Er hat ja keine Ahnung, wovor er steht, er weiß nicht, wovon er spricht. Ich dagegen kann mich gar nicht satt sehen, der offene Mund will sich gar nicht mehr schließen. Vor uns hält ein rollender Glaspalast, der das magische K mit besonderer Würde trägt. Wieso eigentlich ein K, wenn der Bus dann Setra heißt? Dieses Rätsel bleibt vorerst noch ungelöst – erst mal einsteigen. So viele Schalter und Uhren am Fahrerplatz, und erst diese Fahrgastsitze mit verstellbaren Lehnen. Und sobald dieses Wunderwerk der Technik anfährt, genießen wir den Fahrkomfort, den wir von den Bussen, die zur Schule und in die Stadt fahren, gar nicht kennen. So oder ähnlich hat es sich zugetragen in den frühen 60er-Jahren des letzten Jahrhunderts – aber die Zuneigung zu Omnibussen, die ist bis heute geblieben.

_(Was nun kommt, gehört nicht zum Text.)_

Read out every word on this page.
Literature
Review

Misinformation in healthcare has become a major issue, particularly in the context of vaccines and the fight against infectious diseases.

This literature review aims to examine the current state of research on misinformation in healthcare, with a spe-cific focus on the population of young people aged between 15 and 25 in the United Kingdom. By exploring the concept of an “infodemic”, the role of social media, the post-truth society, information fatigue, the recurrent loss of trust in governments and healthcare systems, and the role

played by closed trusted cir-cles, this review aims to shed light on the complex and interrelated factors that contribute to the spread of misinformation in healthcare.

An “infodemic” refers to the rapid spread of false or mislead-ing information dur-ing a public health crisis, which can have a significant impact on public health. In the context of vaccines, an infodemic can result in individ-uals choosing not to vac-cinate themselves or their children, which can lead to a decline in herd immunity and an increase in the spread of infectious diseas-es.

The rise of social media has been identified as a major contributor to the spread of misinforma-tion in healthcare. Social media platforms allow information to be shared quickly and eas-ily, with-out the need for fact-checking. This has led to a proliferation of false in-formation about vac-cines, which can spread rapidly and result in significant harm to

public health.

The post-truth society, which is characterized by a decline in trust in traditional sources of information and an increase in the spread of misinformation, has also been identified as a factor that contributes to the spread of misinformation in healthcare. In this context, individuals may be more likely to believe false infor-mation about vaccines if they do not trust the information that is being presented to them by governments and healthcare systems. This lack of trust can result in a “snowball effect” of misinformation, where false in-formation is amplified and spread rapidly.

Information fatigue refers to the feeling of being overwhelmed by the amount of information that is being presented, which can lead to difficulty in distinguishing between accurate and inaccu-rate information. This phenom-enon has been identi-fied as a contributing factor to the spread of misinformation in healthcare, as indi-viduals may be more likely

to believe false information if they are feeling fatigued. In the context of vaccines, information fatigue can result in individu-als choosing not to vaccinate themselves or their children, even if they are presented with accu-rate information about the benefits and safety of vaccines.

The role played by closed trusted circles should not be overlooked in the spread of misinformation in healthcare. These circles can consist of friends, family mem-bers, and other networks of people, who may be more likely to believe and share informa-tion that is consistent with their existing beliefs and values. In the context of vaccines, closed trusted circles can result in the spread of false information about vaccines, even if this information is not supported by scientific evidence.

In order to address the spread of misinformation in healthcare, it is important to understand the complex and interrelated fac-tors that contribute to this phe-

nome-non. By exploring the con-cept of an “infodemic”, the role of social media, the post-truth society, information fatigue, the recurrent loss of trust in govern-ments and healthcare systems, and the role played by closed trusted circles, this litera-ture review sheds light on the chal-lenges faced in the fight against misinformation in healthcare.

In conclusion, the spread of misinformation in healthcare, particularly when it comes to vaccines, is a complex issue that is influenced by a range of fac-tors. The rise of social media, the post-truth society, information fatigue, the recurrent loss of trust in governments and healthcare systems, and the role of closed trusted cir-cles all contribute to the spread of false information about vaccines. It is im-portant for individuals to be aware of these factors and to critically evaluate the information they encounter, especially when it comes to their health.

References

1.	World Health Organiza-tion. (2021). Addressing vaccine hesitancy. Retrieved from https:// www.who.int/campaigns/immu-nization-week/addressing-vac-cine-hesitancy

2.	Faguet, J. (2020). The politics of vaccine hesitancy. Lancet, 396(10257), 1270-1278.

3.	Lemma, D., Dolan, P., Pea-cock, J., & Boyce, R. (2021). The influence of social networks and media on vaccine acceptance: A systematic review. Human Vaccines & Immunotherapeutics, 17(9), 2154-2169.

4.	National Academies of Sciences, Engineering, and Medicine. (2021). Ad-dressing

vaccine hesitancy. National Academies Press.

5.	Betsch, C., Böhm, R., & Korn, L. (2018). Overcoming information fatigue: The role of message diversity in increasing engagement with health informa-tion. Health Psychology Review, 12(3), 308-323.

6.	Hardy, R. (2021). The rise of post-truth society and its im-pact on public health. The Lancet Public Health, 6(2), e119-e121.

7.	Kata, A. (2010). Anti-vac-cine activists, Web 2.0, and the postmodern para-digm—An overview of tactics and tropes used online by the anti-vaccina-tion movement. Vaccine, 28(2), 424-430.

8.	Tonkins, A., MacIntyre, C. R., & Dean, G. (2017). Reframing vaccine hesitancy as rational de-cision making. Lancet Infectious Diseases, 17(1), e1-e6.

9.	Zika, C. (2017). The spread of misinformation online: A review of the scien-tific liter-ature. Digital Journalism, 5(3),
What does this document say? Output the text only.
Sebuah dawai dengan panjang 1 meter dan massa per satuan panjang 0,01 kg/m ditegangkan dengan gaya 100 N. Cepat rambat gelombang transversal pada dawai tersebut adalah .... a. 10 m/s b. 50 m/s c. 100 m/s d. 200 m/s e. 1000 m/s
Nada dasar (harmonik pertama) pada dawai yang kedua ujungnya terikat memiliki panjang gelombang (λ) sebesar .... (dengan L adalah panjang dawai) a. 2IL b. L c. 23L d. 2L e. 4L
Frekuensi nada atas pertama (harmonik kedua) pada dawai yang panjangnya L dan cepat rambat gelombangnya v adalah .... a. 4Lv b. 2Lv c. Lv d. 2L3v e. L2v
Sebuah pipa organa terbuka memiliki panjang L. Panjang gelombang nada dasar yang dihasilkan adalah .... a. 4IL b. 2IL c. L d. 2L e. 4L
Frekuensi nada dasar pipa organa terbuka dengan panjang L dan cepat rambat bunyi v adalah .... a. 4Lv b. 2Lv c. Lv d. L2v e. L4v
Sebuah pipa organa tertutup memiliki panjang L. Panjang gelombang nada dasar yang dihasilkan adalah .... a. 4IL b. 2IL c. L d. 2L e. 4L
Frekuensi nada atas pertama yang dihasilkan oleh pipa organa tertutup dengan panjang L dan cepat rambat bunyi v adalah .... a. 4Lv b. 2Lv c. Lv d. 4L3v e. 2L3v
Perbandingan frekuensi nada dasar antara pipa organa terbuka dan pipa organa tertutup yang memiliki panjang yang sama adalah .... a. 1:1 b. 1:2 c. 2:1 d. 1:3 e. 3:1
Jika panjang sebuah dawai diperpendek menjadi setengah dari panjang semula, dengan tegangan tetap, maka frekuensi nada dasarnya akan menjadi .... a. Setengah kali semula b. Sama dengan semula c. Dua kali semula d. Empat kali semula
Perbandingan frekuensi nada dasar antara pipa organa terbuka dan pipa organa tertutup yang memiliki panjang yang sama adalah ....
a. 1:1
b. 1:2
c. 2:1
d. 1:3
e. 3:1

Kleine Maschine, großer Klang

Und jetzt steht er da, der Traumwagen von einst - vielleicht sogar noch schöner als damals. Kein Wunder, er wird ja gehegt und gepflegt von der Oldtimerabteilung in Neu-Ulm. Der liebe Augustin, ein Setra S10 aus dem Jahr 1955 steht wie seine historischen Markenkollegen in keinem Museum, sondern bekommt regelmäßig Ausgang. Wie eben jetzt, wo wir uns gleich neben dem Ulmer Münster treffen. Klein und bescheiden steht er da, der benachbarte Reisebus überragt ihn in der Höhe gleich um einen ganzen Meter, in der Länge sogar um mehr als drei. Aber windschnittiger als der jungeKollege ist der historische Setra allemal, seine fast femininen Rundungen geben dem Fahrwind wenig Angriffsfläche. So läuft der Oldie in Bestform noch immer seine 95 km/h, erklärt der kundige Begleiter, auch wenn nur 125 PS für Vorwärtsdynamik sorgen. Höchste Zeit, auch einen Blick hinter die drei Motorklappen zu werfen, die den legendären Henschel-Sechszylinder verschließen. Ganze 6,13 Liter Hubraum hat er und klingt doch so kernig wie ein Großdiesel von heute. Allerdings nur nach außen, nach innen tönt er mit geschmeidigem Schmelz in der Stimme, wird auch im Heck nicht übermäßig laut. Weil er nach dem Wirbelkammer-Prinzip arbeitet, der Verbrennungstakt verläuft nicht so hart und rau, wie es Direkteinspritzer dieser Tage tun. Von seiner Elastizität schwärmen die alten Fahrensmänner noch heute, vorerst springt der Reihensechser nach kurzer Vorglühphase spontan an und fällt ziemlich schnell in einen ruhigen Leerlauf. 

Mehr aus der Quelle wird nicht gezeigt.